The Christian Reformation was, in part, a reaction to the Catholic Church’s emphasis on works in order to receive forgiveness. Like most reactions, it went entirely too far.
The resultant theology focused on faith and the grace of God and abandoned the notion of works. Any system requiring works, any works, in order to be saved was deemed unbiblical and “Romish.”
The result was an aberrant Christianity little better than the one it claimed to reform. The Catholic faith excused poor behavior, teaching that such could be atoned for by works of orthodoxy. The resultant reformation behavior excused poor behavior because they leaned solely on the grace of God.
Both were journeys in the wrong direction.
But neither were journeys that had not been made before. Some in the first century Church atoned for poor behavior by works of law – ie. “I observe dietary restrictions and the holy days, therefore my behavior doesn’t matter.” Others excused poor behavior by depending on God’s grace (that’s what Romans 6:1-4 is all about).
Every New Testament writer links faith and works. One must go with the other. Faith prompts faithful behavior. Works must spring from faith.

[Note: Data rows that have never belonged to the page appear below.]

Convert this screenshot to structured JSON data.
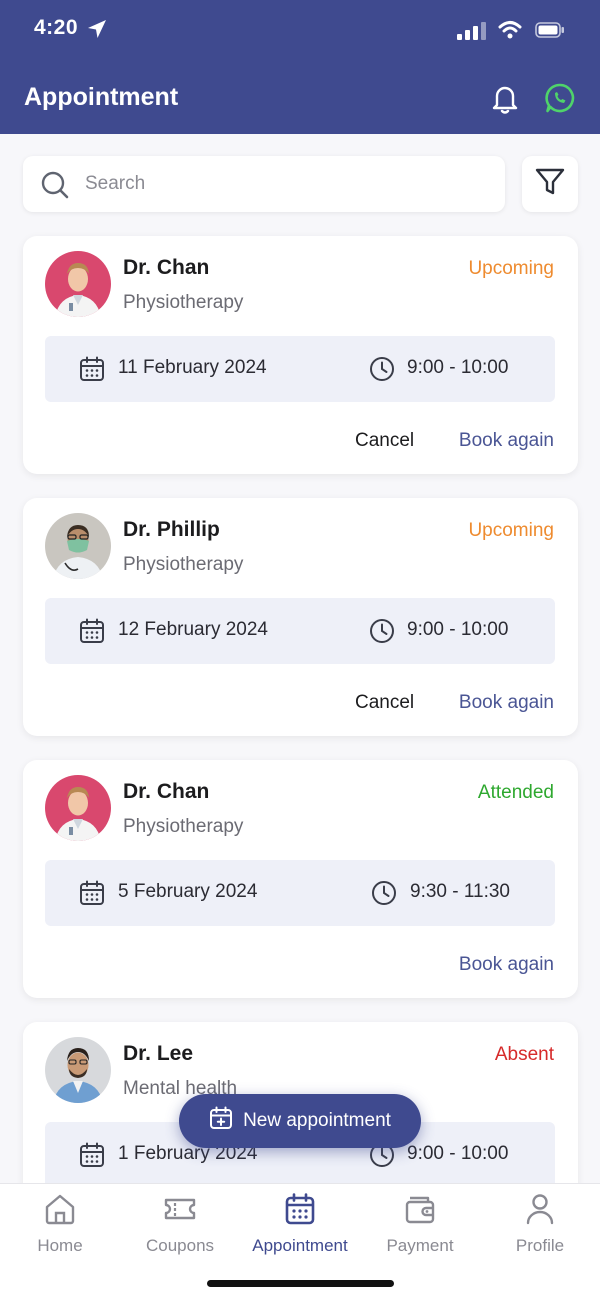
{
  "status_bar": {
    "time": "4:20"
  },
  "header": {
    "title": "Appointment"
  },
  "search": {
    "placeholder": "Search"
  },
  "appointments": [
    {
      "doctor": "Dr. Chan",
      "specialty": "Physiotherapy",
      "status": "Upcoming",
      "date": "11 February 2024",
      "time": "9:00 - 10:00",
      "cancel_label": "Cancel",
      "book_label": "Book again"
    },
    {
      "doctor": "Dr. Phillip",
      "specialty": "Physiotherapy",
      "status": "Upcoming",
      "date": "12 February 2024",
      "time": "9:00 - 10:00",
      "cancel_label": "Cancel",
      "book_label": "Book again"
    },
    {
      "doctor": "Dr. Chan",
      "specialty": "Physiotherapy",
      "status": "Attended",
      "date": "5 February 2024",
      "time": "9:30 - 11:30",
      "book_label": "Book again"
    },
    {
      "doctor": "Dr. Lee",
      "specialty": "Mental health",
      "status": "Absent",
      "date": "1 February 2024",
      "time": "9:00 - 10:00"
    }
  ],
  "fab": {
    "label": "New appointment"
  },
  "nav": {
    "items": [
      {
        "label": "Home",
        "icon": "home-icon"
      },
      {
        "label": "Coupons",
        "icon": "coupon-icon"
      },
      {
        "label": "Appointment",
        "icon": "calendar-icon",
        "active": true
      },
      {
        "label": "Payment",
        "icon": "wallet-icon"
      },
      {
        "label": "Profile",
        "icon": "user-icon"
      }
    ]
  },
  "colors": {
    "primary": "#3f4a8f",
    "upcoming": "#ee8b2f",
    "attended": "#2ea82f",
    "absent": "#d62a2a",
    "datetime_bg": "#eef0f8"
  }
}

Particularly in James chapter two, the works have to do with how we treat one another, and whether we discriminate among our own. It includes discriminating against our own. James writes to Christians who mistreat one another in order to provide the worldly a place of honor in the Church. He says: “You might as well be a murderer or an adulterer before the Lord, for such discrimination violates the law of God – the same law that forbids murder and adultery.”